Living with Grey
Every Wednesday morning I stumble out of bed much earlier than usual to meet a group of guys for coffee, conversation, Scripture, and prayer in the basement of a local church. We’re ostensibly making our way through the book of 1 Corinthians but more often than not we wander off into discussions about about work, marriage, parenting, and the nature of faith. There are a number of streams of Christianity loosely represented in our morning get-togethers—Christian Reformed, Baptist, Presbyterian, Catholic, United, and even Mennonite! It’s a great bunch of guys, and I look forward to Wednesday mornings.
This morning’s conversation was a bit of a rambling affair, but one of the interesting themes to emerge was that of coming to terms with the “greyness” of life. Many of us grow up with a fairly black and white approach to life and faith but over time this becomes increasingly difficult to maintain when faced with the complexity of life. Learning to live with grey was a pretty consistent theme around the circle.
One of the guys in our group is a lawyer who got into law because it was black and white: you just find the appropriate law and apply it to the situation. Only it isn’t always that neat and tidy. Today he shared a story of a case where the law was applied pretty straightforwardly to a hit and run. The guy could have received a conditional sentence, but the prosecutor pushed for—and got—a year in jail. When the guy got out of jail his business was bankrupt, his family had disintegrated, and he hit the bottle hard. Was the law effective? Was its application in this instance the wisest course of action? My friend wasn’t sure… It wasn’t as simple as black and white.

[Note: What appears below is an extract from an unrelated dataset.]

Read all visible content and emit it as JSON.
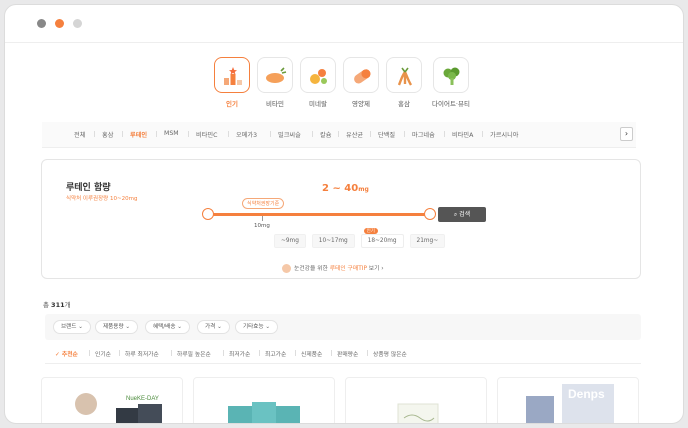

The same is true when it comes to faith. It’s easy to apply the “clear teachings” of the bible to issues and behaviours that don’t directly affect us, but when it hits closer to home? When we come across a different perspective that seems plausible but doesn’t fit well with our own? Then what? What about when we learn about different approaches to Scripture? Or about theological conundrums that seem inherently insoluble? What about when both mercy and justice seem necessary and appropriate for this or that situation? So many people come to faith looking for answers but questions seem to be an unavoidable part of the package as well.
I was thinking about the greyness of life and faith as I looked ahead to the lectionary readings for this Sunday. This week’s Psalm is Psalm 131 which begins thus:
O LORD, my heart is not lifted up, my eyes are not raised too high; I do not occupy myself with things too great and too marvelous for me.
The reading from the Epistles is from 1 Corinthians 4 and contains these words:
Therefore do not pronounce judgment before the time, before the Lord comes, who will bring to light the things now hidden in darkness and will disclose the purposes of the heart. Then each one will receive commendation from God.
I am, for the most part, pretty comfortable with grey, but I have my moments where I wouldn’t mind a little more black and white from God and from the world. I would like to see more clearly, think more accurately, understand more fully, and respond more truly. But grey is a part of the furniture here. We all have to come to terms with it.
Perhaps, unremarkably, part of what it means to learn how to live well with grey is to adopt an appropriately low gaze and to trust that the things now hidden to us, the things shrouded by darkness and mystery will one day be clear. And that we have been given enough light to think and live as we ought to.